As a newly minted college grad back in the 1970s, Sulzberger imagined that Vietnam and Watergate spelled the end of war and corruption. He still hasn’t outgrown his disappointment that this turned out not to be the case. He knows his intentions were pure and is still wrestling with whether the world let him down or he let the world down.

In his new book, “White Guilt: How Blacks and Whites Together Destroyed the Promise of the Civil Rights Era” (available from the OpinionJournal bookstore), Shelby Steele reflects on the origins and endurance of this attitude:

One purpose of youthful rebellion is to put one’s self at odds with adult authority not so much to defeat it as to be defeated by it. . . . But if the young win their rebellion against the old, their rite of passage to maturity is cut short and they are falsely inflated rather than humbled. Uninitiated, they devalue history rather than find direction in it, and feel entitled to break sharply and even recklessly from the past.

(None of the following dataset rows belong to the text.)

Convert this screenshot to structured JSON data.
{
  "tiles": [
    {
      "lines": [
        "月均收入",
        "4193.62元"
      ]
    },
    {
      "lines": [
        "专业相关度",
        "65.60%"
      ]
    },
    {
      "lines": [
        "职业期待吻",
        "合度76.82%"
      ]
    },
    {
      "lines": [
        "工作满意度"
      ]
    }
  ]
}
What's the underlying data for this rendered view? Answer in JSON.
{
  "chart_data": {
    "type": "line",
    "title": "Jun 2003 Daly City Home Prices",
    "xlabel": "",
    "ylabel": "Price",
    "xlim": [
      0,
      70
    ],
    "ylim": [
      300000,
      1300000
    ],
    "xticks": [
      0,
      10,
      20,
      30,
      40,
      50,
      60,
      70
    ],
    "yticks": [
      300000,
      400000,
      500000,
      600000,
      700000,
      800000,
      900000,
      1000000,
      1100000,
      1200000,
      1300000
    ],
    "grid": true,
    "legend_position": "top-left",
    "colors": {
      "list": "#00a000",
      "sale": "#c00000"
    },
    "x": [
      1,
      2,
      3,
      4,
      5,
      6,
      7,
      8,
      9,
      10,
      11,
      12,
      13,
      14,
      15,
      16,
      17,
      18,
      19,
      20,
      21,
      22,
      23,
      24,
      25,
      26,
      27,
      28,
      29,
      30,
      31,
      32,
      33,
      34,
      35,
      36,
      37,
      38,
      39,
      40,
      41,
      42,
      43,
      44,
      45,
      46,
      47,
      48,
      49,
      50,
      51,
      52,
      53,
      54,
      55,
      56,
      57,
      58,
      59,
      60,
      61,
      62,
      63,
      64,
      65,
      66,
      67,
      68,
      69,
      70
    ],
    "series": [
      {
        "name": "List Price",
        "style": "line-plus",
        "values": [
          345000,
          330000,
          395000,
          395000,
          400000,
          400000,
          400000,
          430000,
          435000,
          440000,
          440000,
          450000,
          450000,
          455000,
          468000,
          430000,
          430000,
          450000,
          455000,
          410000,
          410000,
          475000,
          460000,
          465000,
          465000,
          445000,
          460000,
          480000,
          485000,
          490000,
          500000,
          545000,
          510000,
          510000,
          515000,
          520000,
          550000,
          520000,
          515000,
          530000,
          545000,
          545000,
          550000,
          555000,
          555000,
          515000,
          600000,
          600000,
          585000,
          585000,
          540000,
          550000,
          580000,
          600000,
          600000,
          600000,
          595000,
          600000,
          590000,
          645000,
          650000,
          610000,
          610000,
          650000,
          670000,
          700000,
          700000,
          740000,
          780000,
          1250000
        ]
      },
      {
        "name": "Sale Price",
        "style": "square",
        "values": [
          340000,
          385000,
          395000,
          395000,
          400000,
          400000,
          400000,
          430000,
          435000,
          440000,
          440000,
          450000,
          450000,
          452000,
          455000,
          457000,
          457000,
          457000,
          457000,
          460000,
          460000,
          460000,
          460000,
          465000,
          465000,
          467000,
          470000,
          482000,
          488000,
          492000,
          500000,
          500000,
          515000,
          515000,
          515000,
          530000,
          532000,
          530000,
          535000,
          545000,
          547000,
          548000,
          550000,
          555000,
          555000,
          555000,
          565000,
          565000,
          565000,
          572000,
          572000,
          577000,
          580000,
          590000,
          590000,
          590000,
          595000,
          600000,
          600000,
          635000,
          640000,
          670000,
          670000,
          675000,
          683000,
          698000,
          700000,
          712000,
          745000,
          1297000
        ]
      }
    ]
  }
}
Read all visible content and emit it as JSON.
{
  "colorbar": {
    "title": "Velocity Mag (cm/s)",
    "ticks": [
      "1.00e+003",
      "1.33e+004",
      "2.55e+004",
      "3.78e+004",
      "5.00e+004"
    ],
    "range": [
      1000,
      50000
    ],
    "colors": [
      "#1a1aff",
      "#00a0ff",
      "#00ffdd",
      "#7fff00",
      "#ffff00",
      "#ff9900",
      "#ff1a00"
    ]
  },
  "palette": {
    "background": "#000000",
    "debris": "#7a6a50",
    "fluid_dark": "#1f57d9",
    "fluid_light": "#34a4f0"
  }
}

The sixties generation of youth is very likely the first generation in American history to have actually won its adolescent rebellion against its elders. One of the reasons for this, if not the primary reason, is that this generation came of age during the age of white guilt, which meant that its rebellion ran into an increasingly uncertain adult authority. . . . It doesn’t matter, for example, that there was honor in America’s acknowledgment of moral wrong in the area of race. An acknowledgment of wrong was an acknowledgment of wrong, and it brought a loss of moral authority—and thus, adult authority—despite the good it achieved.

In fact, the baby boomers were too young to be implicated one way or another in the civil rights struggle: The oldest of them turned 18 in 1964, the year Congress passed the Civil Rights Act. All of the credit for the triumph of civil rights, as well as the blame for what it had to overcome, belongs to earlier generations.

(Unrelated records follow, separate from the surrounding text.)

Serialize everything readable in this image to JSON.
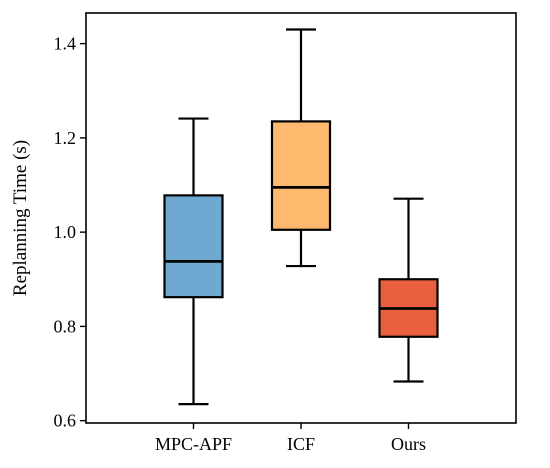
{
  "chart_data": {
    "type": "box",
    "title": "",
    "xlabel": "",
    "ylabel": "Replanning Time (s)",
    "ylim": [
      0.595,
      1.465
    ],
    "yticks": [
      0.6,
      0.8,
      1.0,
      1.2,
      1.4
    ],
    "ytick_labels": [
      "0.6",
      "0.8",
      "1.0",
      "1.2",
      "1.4"
    ],
    "categories": [
      "MPC-APF",
      "ICF",
      "Ours"
    ],
    "boxes": [
      {
        "category": "MPC-APF",
        "whisker_low": 0.635,
        "q1": 0.862,
        "median": 0.938,
        "q3": 1.078,
        "whisker_high": 1.241,
        "color": "#6fa8d1"
      },
      {
        "category": "ICF",
        "whisker_low": 0.928,
        "q1": 1.005,
        "median": 1.095,
        "q3": 1.235,
        "whisker_high": 1.43,
        "color": "#fdb96e"
      },
      {
        "category": "Ours",
        "whisker_low": 0.683,
        "q1": 0.778,
        "median": 0.838,
        "q3": 0.9,
        "whisker_high": 1.071,
        "color": "#e8603e"
      }
    ],
    "grid": false,
    "legend": "none"
  }
}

But the success of the civil rights movement might have fed the baby boomers’ political delusions in another way. When Sulzberger was born in 1951, Jim Crow still prevailed. He was 2 when the U.S. Supreme Court decided Brown v. Board of Education and 12 when the Civil Rights Act became law. By the time he finished college at 22, American racism was history (though of course some of its aftereffects linger to this day).

The triumph of civil rights was the culmination of a struggle that began before the Civil War, but to a boy growing up in the 1960s and coming of age in the early 1970s, it must have seemed to have happened very suddenly. If this is so, then there was a certain logic to Sulzberger’s triumphalism circa 1974: If America could so quickly abolish racism, why shouldn’t it be able to vanquish war and corruption with equal ease—or, indeed, with greater ease, given how enlightened Sulzberger and his cohorts imagined themselves to be?

Baby-boomer liberalism, with its smug sense of moral superiority and its impatience with America’s imperfections, is today the prevailing worldview among many of our elite institutions, not least the so-called mainstream media. This explains why Dotty Lynch is puzzled that Iraq hasn’t become another Vietnam.

The answer to her question is that Iraq isn’t Vietnam because “Vietnam” was the product of a peculiar set of conditions at an unusual moment in history—a moment that has long since passed.